Constant Lambert, Vol. 2 = Music of DELIBES; MEYERBEER; CHABRIER; TCHAIKOVSKY – London Philharmonic /Constant Lambert – Historic-Recordings

by | Jun 25, 2011 | Classical Reissue Reviews | 0 comments

Constant Lambert, Vol. 2 = DELIBES: Overture “Le Roi l’a dit”; MEYERBEER: Coronation March from Le Prophete; CHABRIER: Marche joyeuse; TCHAIKOVSKY: Symphony No. 5 in E Minor, Op. 64 – London Philharmonic Orchestra/Constant Lambert – Historic-Recordings HRCD 0075, 58:59 [] **** :
Restorations that feature the work of gifted British composer-conductor Constant Lambert (1905-1951) always demand our notice, and this disc more than most, since it includes one of his most illustrious recordings, the Tchaikovsky Fifth from 1-2 March 1939. This symphony did well in the age of shellacs, having received fine performances from Landon Ronald, Frederick Stock, Sir Thomas Beecham, Willem Mengelberg–albeit it in a cut edition of the last movement–and Serge Koussevitzky. The remaining items testify to Lambert’s unqualified success as a ballet conductor and master in musical theater: not the least of his accomplishments was his having become the unofficial “great love” of the famed British ballerina Margot Fonteyn.

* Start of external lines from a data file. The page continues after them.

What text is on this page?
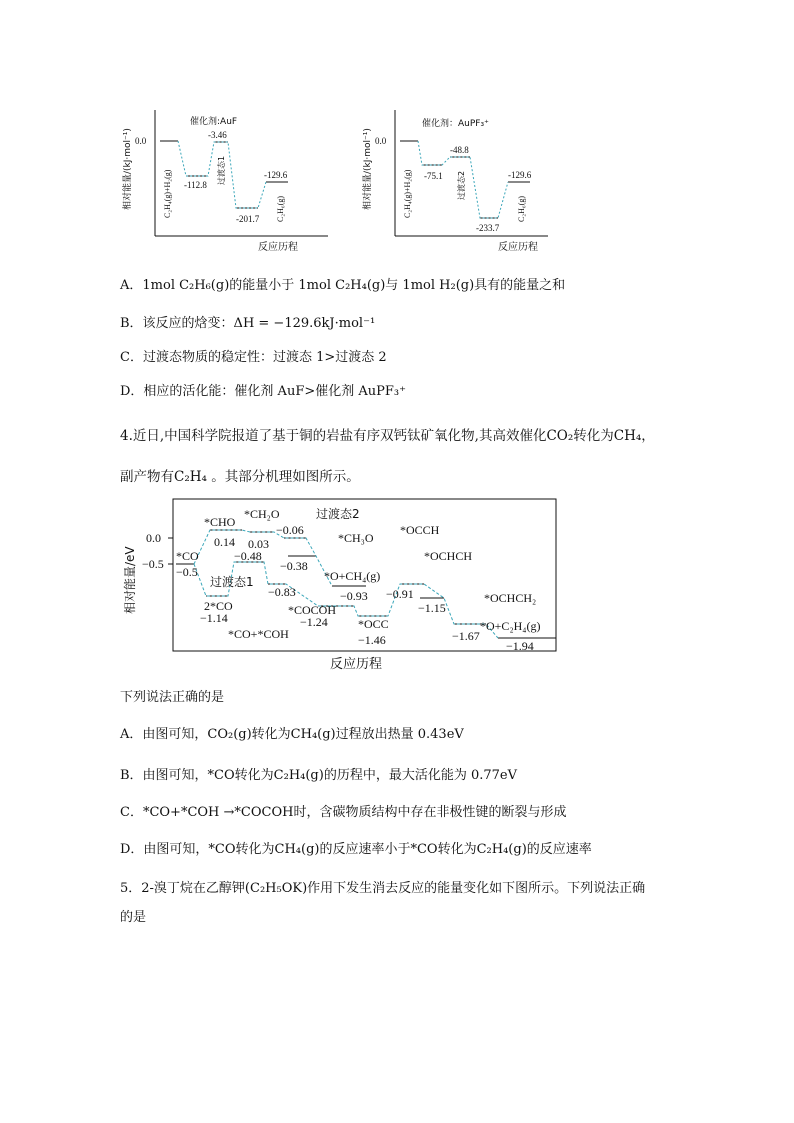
相对能量/(kJ·mol⁻¹) 0.0
催化剂:AuF
-112.8
-3.46
-201.7
-129.6
C₂H₄(g)+H₂(g)	过渡态1
C₂H₆(g)
反应历程
相对能量/(kJ·mol⁻¹) 0.0
催化剂：AuPF₃⁺
-75.1
-48.8
-233.7
-129.6
C₂H₄(g)+H₂(g)	过渡态2
C₂H₆(g)
反应历程
A．1mol C₂H₆(g)的能量小于 1mol C₂H₄(g)与 1mol H₂(g)具有的能量之和
B．该反应的焓变：ΔH = −129.6kJ·mol⁻¹
C．过渡态物质的稳定性：过渡态 1>过渡态 2
D．相应的活化能：催化剂 AuF>催化剂 AuPF₃⁺
4.近日,中国科学院报道了基于铜的岩盐有序双钙钛矿氧化物,其高效催化CO₂转化为CH₄，
副产物有C₂H₄ 。其部分机理如图所示。
相对能量/eV
0.0
−0.5
*CO
*CHO
*CH₂O	过渡态2
*CH₃O
*OCCH
*OCHCH
2*CO
过渡态1
*CO+*COH
*COCOH
*O+CH₄(g)
*OCC
*OCHCH₂
*O+C₂H₄(g)
−0.5
0.14 0.03
−0.06
−0.48
−0.38
−0.83
−1.14	−1.24
−0.93
−1.46
−0.91
−1.15
−1.67
−1.94
反应历程
下列说法正确的是
A．由图可知，CO₂(g)转化为CH₄(g)过程放出热量 0.43eV
B．由图可知，*CO转化为C₂H₄(g)的历程中，最大活化能为 0.77eV
C．*CO+*COH →*COCOH时，含碳物质结构中存在非极性键的断裂与形成
D．由图可知，*CO转化为CH₄(g)的反应速率小于*CO转化为C₂H₄(g)的反应速率
5．2-溴丁烷在乙醇钾(C₂H₅OK)作用下发生消去反应的能量变化如下图所示。下列说法正确
的是
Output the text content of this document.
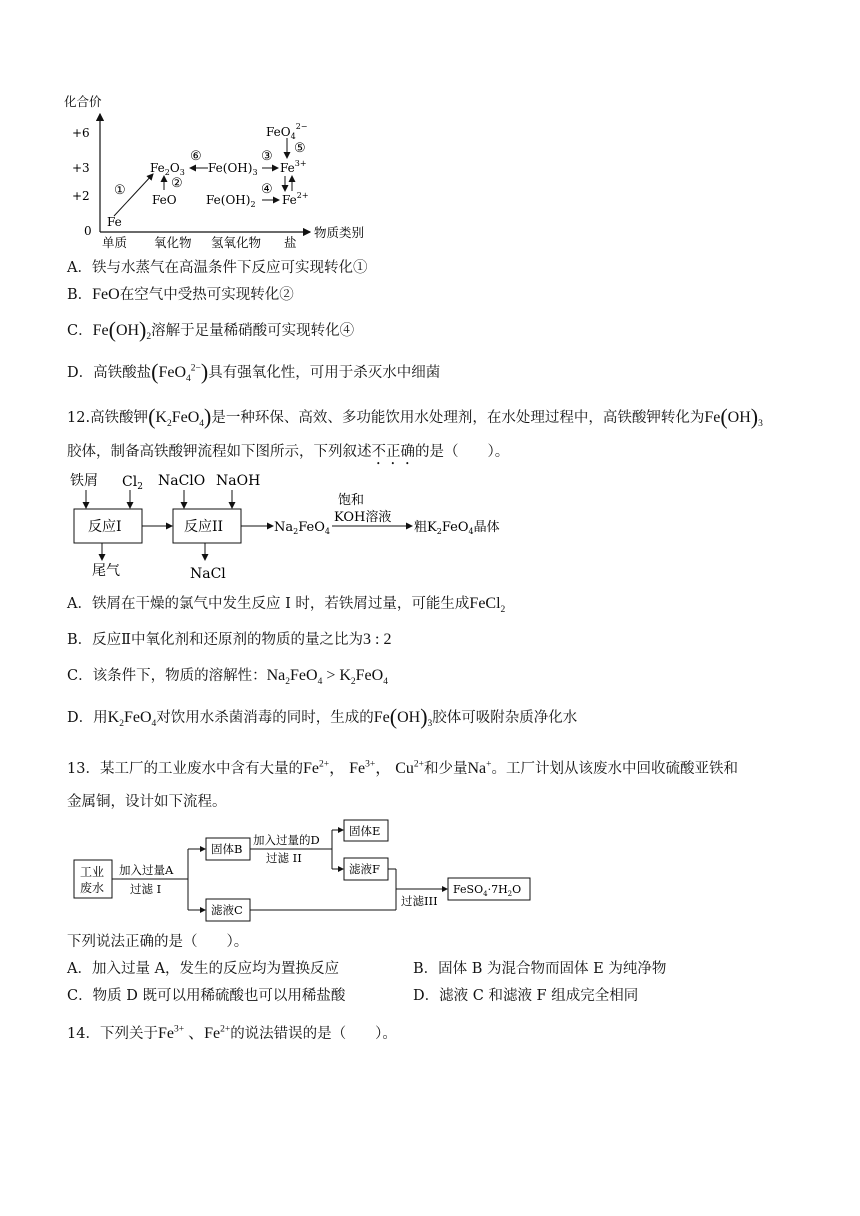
化合价
物质类别
+6
+3
+2
0
单质 氧化物 氢氧化物 盐
Fe
$Fe_2O_3$
FeO
$Fe(OH)_3$
$Fe(OH)_2$
$Fe^{3+}$
$Fe^{2+}$
FeO$_4^{2-}$
①	②
⑥	③
④
⑤
A．铁与水蒸气在高温条件下反应可实现转化①
B．FeO在空气中受热可实现转化②
C．$Fe(OH)_2$溶解于足量稀硝酸可实现转化④
D．高铁酸盐(FeO$_4^{2-}$)具有强氧化性，可用于杀灭水中细菌
12.高铁酸钾$(K_2FeO_4)$是一种环保、高效、多功能饮用水处理剂，在水处理过程中，高铁酸钾转化为$Fe(OH)_3$
胶体，制备高铁酸钾流程如下图所示，下列叙述不正确的是（　　）。
铁屑 $Cl_2$ NaClO NaOH
反应I	反应II	$Na_2FeO_4$
饱和
KOH溶液
粗$K_2FeO_4$晶体
尾气	NaCl
A．铁屑在干燥的氯气中发生反应 I 时，若铁屑过量，可能生成FeCl$_2$
B．反应Ⅱ中氧化剂和还原剂的物质的量之比为3 : 2
C．该条件下，物质的溶解性：$Na_2FeO_4 > K_2FeO_4$
D．用$K_2FeO_4$对饮用水杀菌消毒的同时，生成的$Fe(OH)_3$胶体可吸附杂质净化水
13．某工厂的工业废水中含有大量的$Fe^{2+}$， $Fe^{3+}$， $Cu^{2+}$和少量Na+。工厂计划从该废水中回收硫酸亚铁和
金属铜，设计如下流程。
工业
废水
加入过量A
过滤 I
固体B
加入过量的D
过滤 II
固体E
滤液F
滤液C
过滤III
$FeSO_4\cdot 7H_2O$
下列说法正确的是（　　）。
A．加入过量 A，发生的反应均为置换反应	B．固体 B 为混合物而固体 E 为纯净物
C．物质 D 既可以用稀硫酸也可以用稀盐酸	D．滤液 C 和滤液 F 组成完全相同
14．下列关于$Fe^{3+}$ 、$Fe^{2+}$的说法错误的是（　　）。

The Overture by Leo Delibes (14 December 1938) has a certain fascination as a period piece, a bombastic main theme countered by a courtly secondary tune, somewhat suggestive of an MGM pseudo-oriental fantasy. A suave languor occupies the middle section, the kind of sentiment Ketelby relishes for his own “exotic” settings.  The deft play of the busy-work counterpoint testifies to the excellent level of execution by the LPO. The energetic patter and flourishes–come to think of it–might have influenced Gilbert and Sullivan.  The war-horses Coronation March by Meyerbeer and Marche joyeuse by Chabrier (28 June 2939) alternately display pomp and pageantry, a stolid nobility and wry wit. The cleanliness of the LPO string trill warrants our admiration, and the brass section–meeting demands for double- and triple-tonguing–can pack quite a wallop. The Chabrier manages a plethora of diaphanous colors even in the midst of its sarcastic militancy.
From the outset of the Tchaikovsky Fifth’s brooding “fate” motif, we feel we are privy to an inspired reading of this familiar pageant, deeply thoughtful, colorful, and rhythmically savvy. Once Lambert sets the metric pulse for the animated section after the low clarinets have held sway, the momentum becomes quite inexorable, the struggle between E Minor, A Minor and modes of D now a cosmic fixation. Occasionally a balletic gesture wends its way through the emotional crises, but at the recapitulation the main theme swells in anguished fury in another of Tchaikovsky’s musico-biographical paroxysms of Romantic Agony.  The famous second-movement D Major lyrical theme in the French horn resonates beautifully, especially as its string complement enters with the oboe and flute. Lambert achieves a fluid nobility of line that suffers neither sag in the tension nor cloying sentimentality. The fugato section of the middle episode emanates lustrous texture and vitality, proceeding to a restatement of the “fate” motif and its “collapse” into pizzicato. When the main theme returns, it seems to sail with renewed energy and a degree of optimism that adumbrates the eventual triumph in E Major the last movement accomplishes.
The Valse movement–with its insistence on metric instability via the use of hemiolas–appeals to Lambert’s natural gift for streamlined ballet music. The airiness of the textures proves quite fleet, as though Tchaikovsky wanted something of Mendelssohn’s fey sensibilities. The sudden appearance of the fate motif at the conclusion of the movement casts not gloom but rather a sense of adversarial anticipation. The last movement has Lambert’s releasing his energies in small doses, and we know the explosion to be inevitable. The moving bass line in the LPO deep strings and low brass captures our attention even as the fateful march proceeds and swells to challenge the forces of regeneration. What some critics characterized as “a mad Cossack dance” breaks out in resonant glory under Lambert – his ability to galvanize the LPO sound no less polished and homogenized than what Mravinsky achieved in Leningrad or Koussevitzky in Boston.  The LPO trumpets announce an ascent to glory in no uncertain terms, and even the self-congratulatory solipsism of the final march cannot detract from the magnificence of the orchestral discipline we witness, in spite of shellacs almost 75 years old.
A long time coming this reissue; but now that is it here, seize the day.